Georgia Tech Research Corporation
- Company type: Nonprofit
- Founded: 1937 recreated in 1946
- Founder: Harry L. Baker Jr. (1946)
- Headquarters: Atlanta, Georgia, USA
- Parent: Georgia Institute of Technology
- Divisions: Georgia Tech Applied Research Corporation (GTARC)
- Website: www.gtrc.gatech.edu

= Georgia Tech Research Corporation =

The Georgia Tech Research Corporation (GTRC) is a contracting organization that supports research and technological development at the Georgia Institute of Technology.

==History==
| Name | Years |
| Industrial Development Council | 1937-1946 |
| Georgia Tech Research Institute | 1946-1984 |
| Georgia Tech Research Corporation | 1984-present |
The GTRC, then named the Industrial Development Council, was founded in 1937 to serve as a contracting agency for the State Engineering Experiment Station (EES)—which then existed by that name on the Georgia Tech campus. In 1946 the Council was recreated and renamed the Georgia Tech Research Institute, still primarily serving the EES under the administration of director Harry L. Baker Jr.

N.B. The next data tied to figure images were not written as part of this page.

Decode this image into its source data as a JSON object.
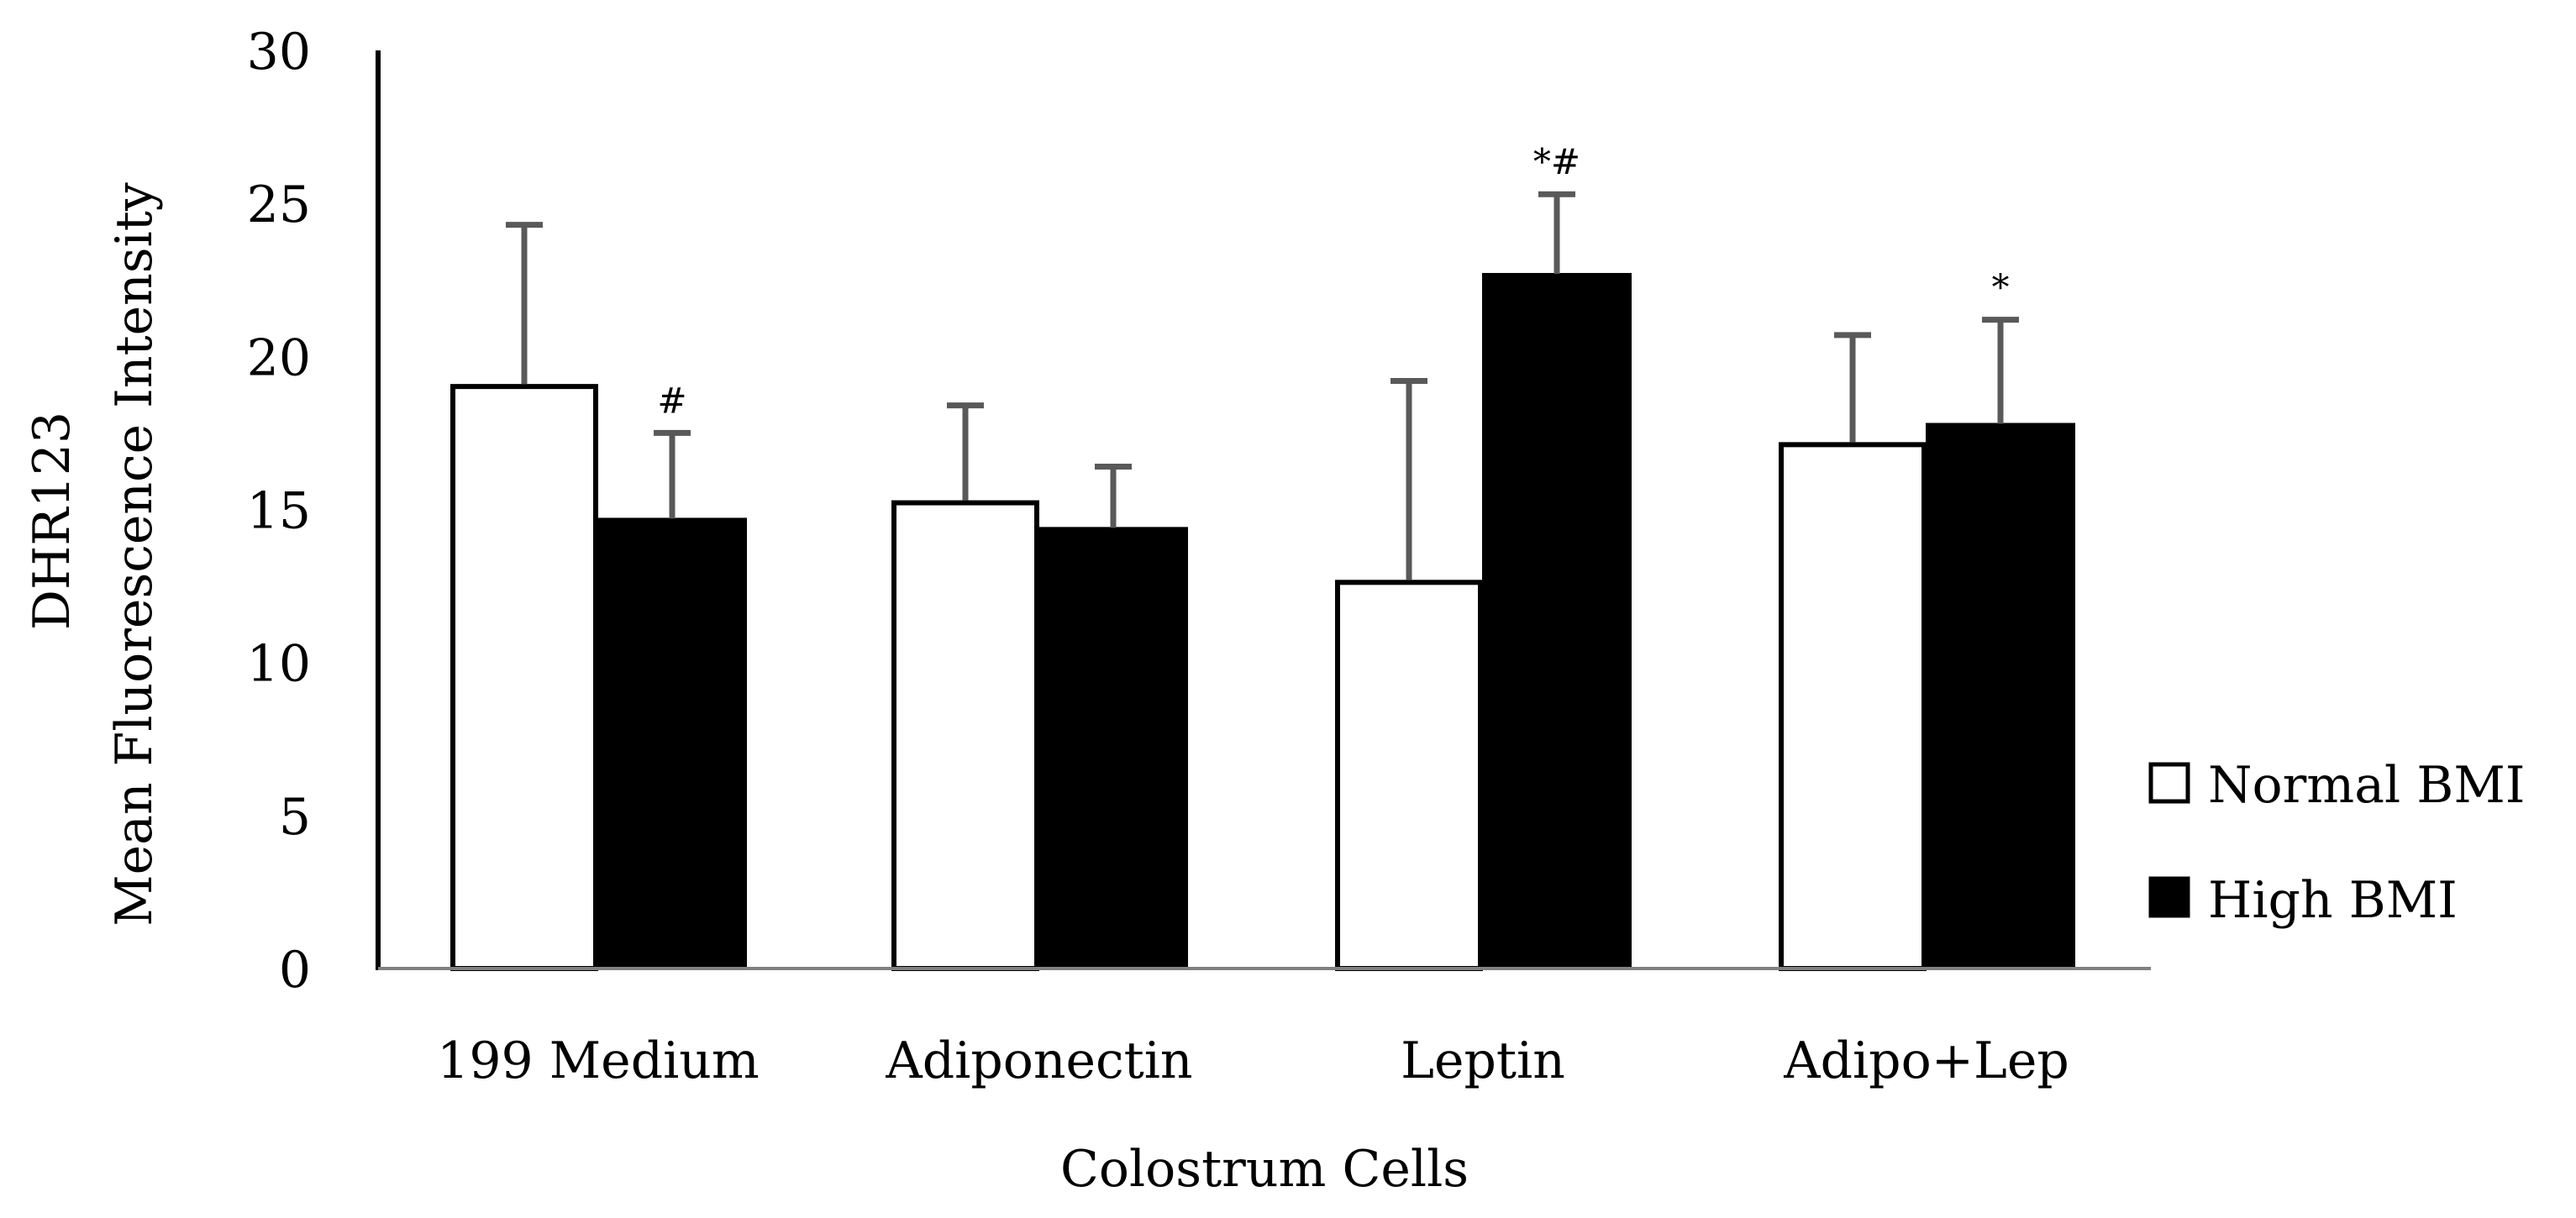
{
  "chart_data": {
    "type": "bar",
    "title": "",
    "xlabel": "Colostrum Cells",
    "ylabel_lines": [
      "DHR123",
      "Mean Fluorescence Intensity"
    ],
    "ylim": [
      0,
      30
    ],
    "yticks": [
      "0",
      "5",
      "10",
      "15",
      "20",
      "25",
      "30"
    ],
    "grid": false,
    "legend_position": "right",
    "categories": [
      "199 Medium",
      "Adiponectin",
      "Leptin",
      "Adipo+Lep"
    ],
    "series": [
      {
        "name": "Normal BMI",
        "fill": "#ffffff",
        "stroke": "#000000",
        "values": [
          19.1,
          15.3,
          12.7,
          17.2
        ],
        "error_upper": [
          24.3,
          18.4,
          19.2,
          20.7
        ],
        "annotations": [
          "",
          "",
          "",
          ""
        ]
      },
      {
        "name": "High BMI",
        "fill": "#000000",
        "stroke": "#000000",
        "values": [
          14.7,
          14.4,
          22.7,
          17.8
        ],
        "error_upper": [
          17.5,
          16.4,
          25.3,
          21.2
        ],
        "annotations": [
          "#",
          "",
          "*#",
          "*"
        ]
      }
    ],
    "colors": {
      "axis": "#808080",
      "error_bar": "#595959",
      "text": "#000000"
    }
  }
}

By 1984 Georgia Tech had reorganized the duties and scopes of both the 'contracting agency' and the State EES in response to Tech's changes in priorities over time towards contracting in research and technological development with national industries and the federal government (especially Department of Defense agencies), and with foreign governments. At that time the 'contracting agency' was assigned its modern name, the Georgia Tech Research Corporation (GTRC); and the Engineering Experiment Station, now fully integrated into the academic and research structure of Georgia Tech, succeeded to its new name, the Georgia Tech Research Institute (GTRI).

In 2023, Georgia Tech and Georgia Tech Research Corporation agreed to pay a fine of $90,000 dollars to the Department of Justice as a result of violating the False Claims Act by not providing measures against its scientists to prevent false claims from being made to the National Science Foundation.

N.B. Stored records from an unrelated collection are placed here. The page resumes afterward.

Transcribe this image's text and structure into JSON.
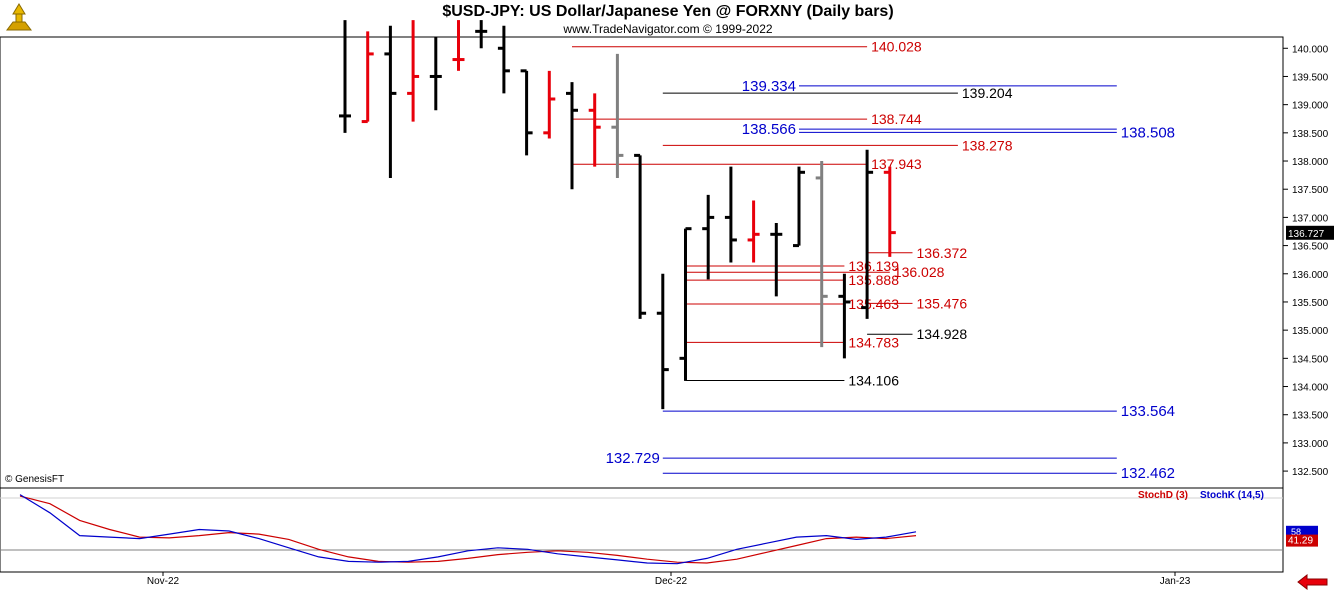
{
  "header": {
    "title": "$USD-JPY:  US Dollar/Japanese Yen @ FORXNY  (Daily bars)",
    "subtitle": "www.TradeNavigator.com © 1999-2022"
  },
  "copyright": "© GenesisFT",
  "colors": {
    "up_bar": "#000000",
    "down_bar": "#e8000b",
    "neutral_bar": "#808080",
    "red_level": "#cc0000",
    "blue_level": "#0000cc",
    "black_level": "#000000",
    "stoch_d": "#cc0000",
    "stoch_k": "#0000cc"
  },
  "chart_data": [
    {
      "type": "ohlc",
      "title": "$USD-JPY:  US Dollar/Japanese Yen @ FORXNY  (Daily bars)",
      "ylim": [
        132.2,
        140.2
      ],
      "y_ticks": [
        "140.000",
        "139.500",
        "139.000",
        "138.500",
        "138.000",
        "137.500",
        "137.000",
        "136.500",
        "136.000",
        "135.500",
        "135.000",
        "134.500",
        "134.000",
        "133.500",
        "133.000",
        "132.500"
      ],
      "x_ticks": [
        "Nov-22",
        "Dec-22",
        "Jan-23"
      ],
      "last_price": "136.727",
      "bars": [
        {
          "o": 138.8,
          "h": 140.5,
          "l": 138.5,
          "c": 138.8,
          "col": "up"
        },
        {
          "o": 138.7,
          "h": 140.3,
          "l": 138.7,
          "c": 139.9,
          "col": "down"
        },
        {
          "o": 139.9,
          "h": 140.4,
          "l": 137.7,
          "c": 139.2,
          "col": "up"
        },
        {
          "o": 139.2,
          "h": 140.5,
          "l": 138.7,
          "c": 139.5,
          "col": "down"
        },
        {
          "o": 139.5,
          "h": 140.2,
          "l": 138.9,
          "c": 139.5,
          "col": "up"
        },
        {
          "o": 139.8,
          "h": 140.5,
          "l": 139.6,
          "c": 139.8,
          "col": "down"
        },
        {
          "o": 140.3,
          "h": 140.5,
          "l": 140.0,
          "c": 140.3,
          "col": "up"
        },
        {
          "o": 140.0,
          "h": 140.4,
          "l": 139.2,
          "c": 139.6,
          "col": "up"
        },
        {
          "o": 139.6,
          "h": 139.6,
          "l": 138.1,
          "c": 138.5,
          "col": "up"
        },
        {
          "o": 138.5,
          "h": 139.6,
          "l": 138.4,
          "c": 139.1,
          "col": "down"
        },
        {
          "o": 139.2,
          "h": 139.4,
          "l": 137.5,
          "c": 138.9,
          "col": "up"
        },
        {
          "o": 138.9,
          "h": 139.2,
          "l": 137.9,
          "c": 138.6,
          "col": "down"
        },
        {
          "o": 138.6,
          "h": 139.9,
          "l": 137.7,
          "c": 138.1,
          "col": "neutral"
        },
        {
          "o": 138.1,
          "h": 138.1,
          "l": 135.2,
          "c": 135.3,
          "col": "up"
        },
        {
          "o": 135.3,
          "h": 136.0,
          "l": 133.6,
          "c": 134.3,
          "col": "up"
        },
        {
          "o": 134.5,
          "h": 136.8,
          "l": 134.1,
          "c": 136.8,
          "col": "up"
        },
        {
          "o": 136.8,
          "h": 137.4,
          "l": 135.9,
          "c": 137.0,
          "col": "up"
        },
        {
          "o": 137.0,
          "h": 137.9,
          "l": 136.2,
          "c": 136.6,
          "col": "up"
        },
        {
          "o": 136.6,
          "h": 137.3,
          "l": 136.2,
          "c": 136.7,
          "col": "down"
        },
        {
          "o": 136.7,
          "h": 136.9,
          "l": 135.6,
          "c": 136.7,
          "col": "up"
        },
        {
          "o": 136.5,
          "h": 137.9,
          "l": 136.5,
          "c": 137.8,
          "col": "up"
        },
        {
          "o": 137.7,
          "h": 138.0,
          "l": 134.7,
          "c": 135.6,
          "col": "neutral"
        },
        {
          "o": 135.6,
          "h": 136.0,
          "l": 134.5,
          "c": 135.5,
          "col": "up"
        },
        {
          "o": 135.4,
          "h": 138.2,
          "l": 135.2,
          "c": 137.8,
          "col": "up"
        },
        {
          "o": 137.8,
          "h": 137.9,
          "l": 136.3,
          "c": 136.73,
          "col": "down"
        }
      ],
      "levels": [
        {
          "value": 140.028,
          "label": "140.028",
          "color": "red",
          "from": 10,
          "to": 23,
          "label_at": "right"
        },
        {
          "value": 139.334,
          "label": "139.334",
          "color": "blue",
          "from": 20,
          "to": 34,
          "label_at": "left"
        },
        {
          "value": 139.204,
          "label": "139.204",
          "color": "black",
          "from": 14,
          "to": 27,
          "label_at": "right"
        },
        {
          "value": 138.744,
          "label": "138.744",
          "color": "red",
          "from": 10,
          "to": 23,
          "label_at": "right"
        },
        {
          "value": 138.566,
          "label": "138.566",
          "color": "blue",
          "from": 20,
          "to": 34,
          "label_at": "left"
        },
        {
          "value": 138.508,
          "label": "138.508",
          "color": "blue",
          "from": 20,
          "to": 34,
          "label_at": "right"
        },
        {
          "value": 138.278,
          "label": "138.278",
          "color": "red",
          "from": 14,
          "to": 27,
          "label_at": "right"
        },
        {
          "value": 137.943,
          "label": "137.943",
          "color": "red",
          "from": 10,
          "to": 23,
          "label_at": "right"
        },
        {
          "value": 136.372,
          "label": "136.372",
          "color": "red",
          "from": 23,
          "to": 25,
          "label_at": "right"
        },
        {
          "value": 136.139,
          "label": "136.139",
          "color": "red",
          "from": 15,
          "to": 22,
          "label_at": "right"
        },
        {
          "value": 136.028,
          "label": "136.028",
          "color": "red",
          "from": 15,
          "to": 24,
          "label_at": "right"
        },
        {
          "value": 135.888,
          "label": "135.888",
          "color": "red",
          "from": 15,
          "to": 22,
          "label_at": "right"
        },
        {
          "value": 135.476,
          "label": "135.476",
          "color": "red",
          "from": 23,
          "to": 25,
          "label_at": "right"
        },
        {
          "value": 135.463,
          "label": "135.463",
          "color": "red",
          "from": 15,
          "to": 22,
          "label_at": "right"
        },
        {
          "value": 134.928,
          "label": "134.928",
          "color": "black",
          "from": 23,
          "to": 25,
          "label_at": "right"
        },
        {
          "value": 134.783,
          "label": "134.783",
          "color": "red",
          "from": 15,
          "to": 22,
          "label_at": "right"
        },
        {
          "value": 134.106,
          "label": "134.106",
          "color": "black",
          "from": 15,
          "to": 22,
          "label_at": "right"
        },
        {
          "value": 133.564,
          "label": "133.564",
          "color": "blue",
          "from": 14,
          "to": 34,
          "label_at": "right"
        },
        {
          "value": 132.729,
          "label": "132.729",
          "color": "blue",
          "from": 14,
          "to": 34,
          "label_at": "left"
        },
        {
          "value": 132.462,
          "label": "132.462",
          "color": "blue",
          "from": 14,
          "to": 34,
          "label_at": "right"
        }
      ]
    },
    {
      "type": "line",
      "legend": [
        "StochD (3)",
        "StochK (14,5)"
      ],
      "ylim": [
        0,
        100
      ],
      "y_ticks": [
        "58",
        "41.29"
      ],
      "series": [
        {
          "name": "StochD (3)",
          "values": [
            92,
            82,
            60,
            48,
            38,
            37,
            40,
            44,
            42,
            35,
            22,
            12,
            6,
            5,
            6,
            10,
            15,
            18,
            20,
            18,
            14,
            9,
            5,
            4,
            9,
            18,
            27,
            36,
            38,
            36,
            40
          ]
        },
        {
          "name": "StochK (14,5)",
          "values": [
            94,
            70,
            40,
            38,
            36,
            42,
            48,
            46,
            36,
            24,
            12,
            6,
            5,
            6,
            12,
            20,
            24,
            22,
            16,
            12,
            8,
            4,
            3,
            10,
            22,
            30,
            38,
            40,
            35,
            38,
            45
          ]
        }
      ]
    }
  ]
}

In 2025, Georgia Tech Research Corporation agreed to pay the United States $875,000 to resolve allegations that it violated the False Claims Act and federal common law by failing to meet cybersecurity requirements in connection with certain Air Force and Defense Advanced Research Projects Agency contracts. GTRC contracts with government agencies, including the U.S. Department of Defense, for research performed at its affiliate, the Georgia Institute of Technology.

==Structure==
GTRC is a nonprofit corporation that works on behalf of all academic departments and divisions of Georgia Tech not related to the (1984-created) Georgia Tech Research Institute (GTRI)—which uses the dedicated services of the Georgia Tech Applied Research Corporation (GTARC). The GTRC serves as the contracting agency for sponsored research projects performed by Georgia Tech and it provides administrative and financial support to Georgia Tech. It is a 501(c)(3) corporation and utilizes the cost principles defined in OMB Circular A-21.

==Intellectual property==
GTRC owns all intellectual property that arises from research and other scholarly activity conducted by Georgia Tech, including the Georgia Tech Research Institute. Its Office of Technology Licensing administers invention disclosures, patents, copyrights, and licenses for both GTRC and GTARC.